For those that are good typist and good with computers perhaps you can try becoming a Legal WORD Processor.
 

black_mamba

Well-known member
You end up with a public personna that's very outgoing and extorverted as a means to sheild yourself. In fact I had a co-worker say she envied me because I was so confident and appeared to be a mover and a shaker. Little did she know that I was actually petrified of everything (and I was in sales, to boot!).

Thats crazy! I tried 'pretending' to be confident, and at times, it works. Because your trying to fool other people you fool your brain into thinking your an outgoing person. Sometimes the cracks show however, I don't think I could be consistently good at the act long enough to hold down a job.

Doh! 8O
 

koyaanisqatsi

Well-known member
Re: surviving financially

Well. I'm unemployed and have been for some time due to physical problems. I now face the horrible prospect of going back to work. I'm likely to end up working at a job I don't want helping assemble diesel engines and a long commute. I didn't get a B.S. in Math/Physics and work 22 years as a computer programmer for this, but it's all I've got right now.

I believe that SPia tends to increase with age because life responsibilities and the need to interact with more people on a more serious level tend to increase with age. Greater exposure to people.

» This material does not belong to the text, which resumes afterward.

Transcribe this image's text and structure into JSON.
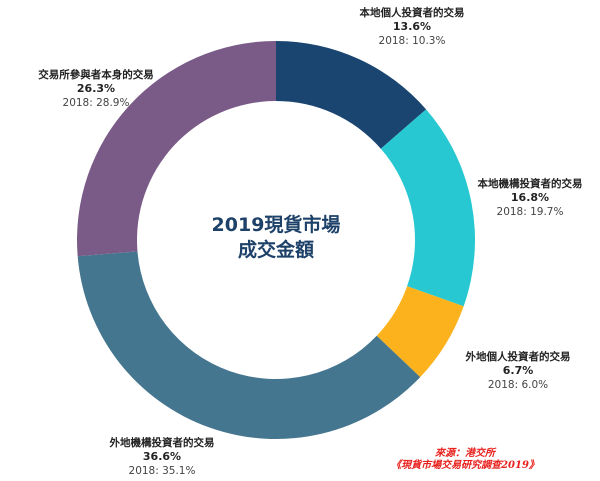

I'd like to retire, but am probably 5+ years away, if I live that long. Like I said, health problems--exacerbated by the stress of SPia.
 

Chilling__Echo

Well-known member
hey McShy, i do exactly what you do. i was terrified to get a job but it's hard to be picky when you're only 19 and need to pay for college and stuff. i work in retail (and still need a certain level of comfort). but while at work i'm a completely different person. many times i surprise myself. i become an employee, no longer myself. i represent the company rather than myself.
i've managed to become a good worker and gain good references and can be a little picky :D plus i have alot of work ethic which seems to be hard to find these days... :roll:
 

Moonie

Well-known member
Well, I am 22 yrs old and in college. The only real part-time job I had until recently was babysitting for family. In March, I applied to a department store. They asked me to come in for an interview- I dressed nicely-drank vodka before the interview (Im starting to see a pattern here) and got through the 2 interviews. They probably wanted me because I had no real work experience so my salary is not that good.I just go to work and do my thing. I mainly do recovery.. sometimes have little monkey tasks here and there. However, they schedule me as cashier every now and then and I don't like it. It's okay, unless I have to do a page (which you have to speak loudly) and the whole store hears it.
 

clairet

Well-known member
i teach english to primary school aged children. They are really sweet and it means that I don't have to interact with adults (which is the scary bit for me). The salary is terrible, minimum wage, and I scrape by each month which is very frustrating. My financial situation is a great worry to me.I literally just earn enough money each month to live on only for that month. I don't earn enough to save, go on holiday or even afford birthdays and weddings etc. All of my expenditure has to be carefully planned. I hate it :(
 

soshi

Member
Thats a good question. I have a job typing data entry from my home. I only have to go in to work once a week then I have to pretend to be confidant and make an effort to look people in the eye and talk. It's exhausting!
 

Ensamniak

Member
The best job I ever had as far as SA goes was doing prep work at a restaraunt. You pretty much worked by yourself and noone really supervised you. Just cut all the meats, cheeses, and vegetables. But it was not a glamorous or well paying job, of course.

Now i'm gonna take some Microsoft Certification courses, which only takes 20 days, I think I can handle school for that long. :) Let's hope I can handle the career.

I think the main problem (at least for me) is similar to the "simple" rules of society, and how I don't know those rules, never learned em. Yet it seems common sense to many others... It's like that with careers, I have no idea what the actual career or job entails. What it will be like to actually work in that field. So deciding is difficult.